MoveOn.org has endorsed Obama and has used its membership network to make phone calls promoting his candidacy and to hold Obama house parties in Texas. Hogue said MoveOn members have donated $600,000 to the Obama campaign through MoveOn. By law, the group is not permitted to coordinate its ad campaign with Obama's.

In 2004, MoveOn received 1,500 entries for its "Bush in 30 Seconds" competition.
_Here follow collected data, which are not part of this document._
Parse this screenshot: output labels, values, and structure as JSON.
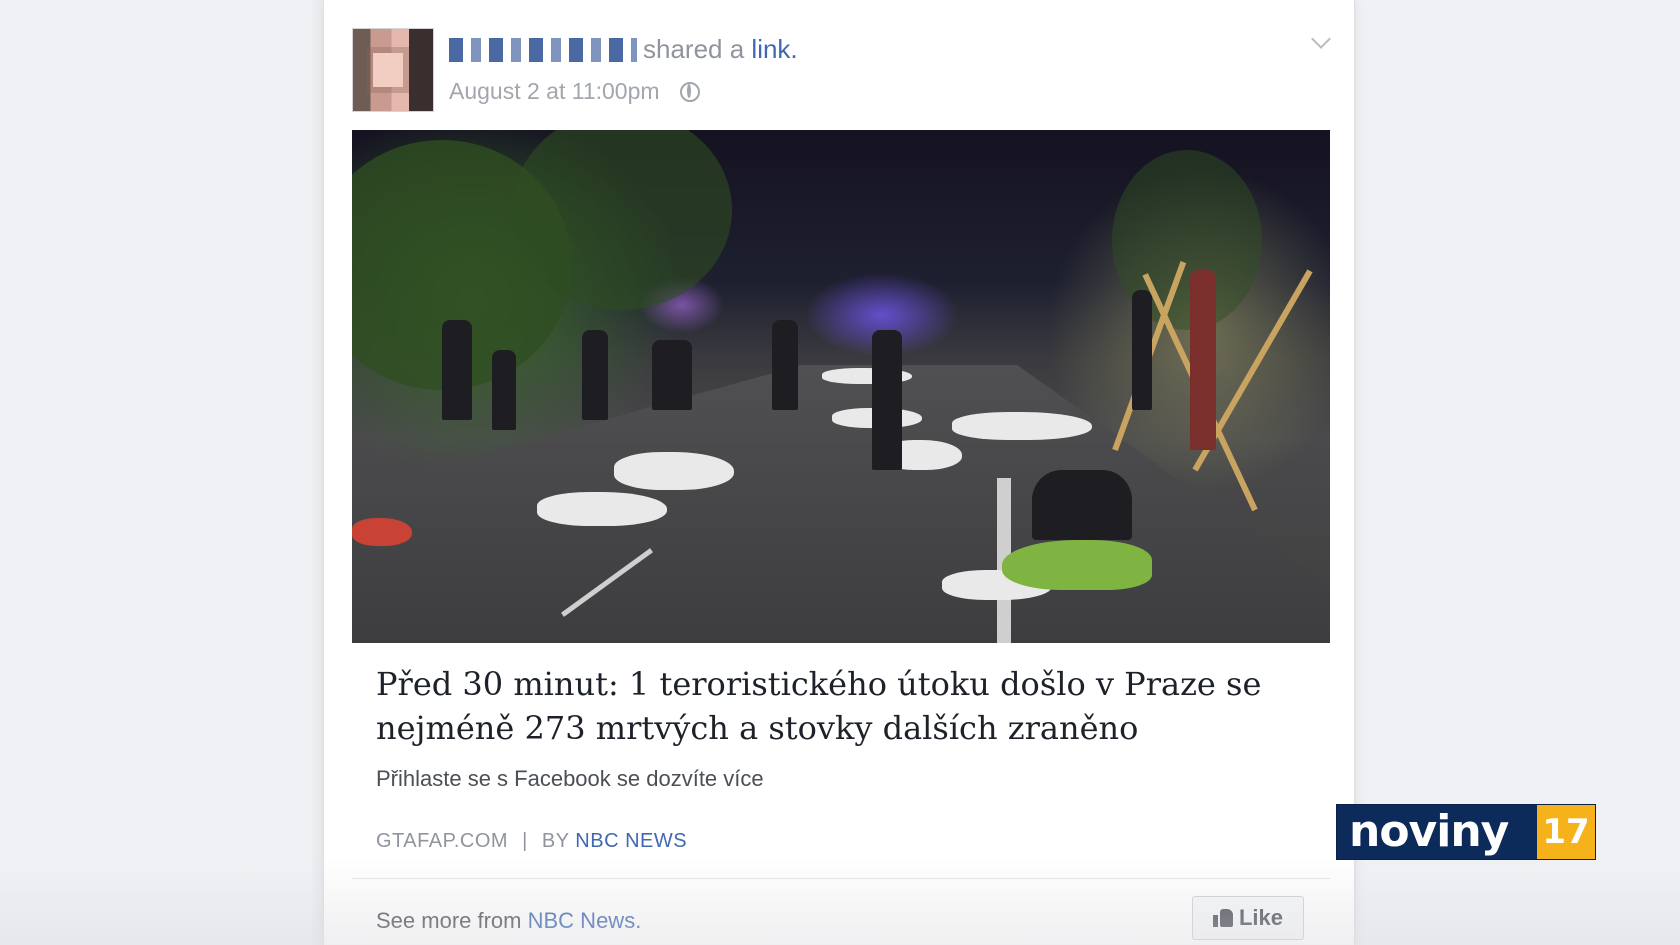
{
  "post": {
    "shared_text": "shared a",
    "link_word": "link.",
    "timestamp": "August 2 at 11:00pm"
  },
  "article": {
    "headline": "Před 30 minut: 1 teroristického útoku došlo v Praze se nejméně 273 mrtvých a stovky dalších zraněno",
    "subtitle": "Přihlaste se s Facebook se dozvíte více",
    "domain": "GTAFAP.COM",
    "separator": "|",
    "by": "BY",
    "source": "NBC NEWS"
  },
  "footer": {
    "see_more_prefix": "See more from",
    "see_more_source": "NBC News.",
    "like_label": "Like"
  },
  "overlay": {
    "channel_name": "noviny",
    "channel_number": "17"
  },
  "colors": {
    "link_blue": "#4267b2",
    "channel_navy": "#0d2b5a",
    "channel_accent": "#f6b21a"
  },
  "icons": [
    "globe-icon",
    "chevron-down-icon",
    "thumbs-up-icon"
  ]
}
The winner was an ad called "Child's Pay," depicting children performing adult jobs followed by the words: "Guess who's going to pay off President Bush's $1 trillion deficit?" CBS refused to run the ad during the Super Bowl, but it still ended up being among the most watched political commercials, receiving free air time on newscasts and Web sites.

The entries that year, however, included two that compared Bush to Hitler, which MoveOn removed from its contest Web site but which the Republican Party used as examples of "hate speech."

The contest entries this time are explicit: "Please no personal attacks on anyone."

Other official rules:

  • "Ads must be about Barack Obama and portray him in a positive light."
  • "Ads should not talk about or specifically reference Hillary Clinton or any other Democratic presidential candidate".
  • "Ads may reference John McCain, George W. Bush or the Bush administration, but only in the context of contrasting them with Barack Obama."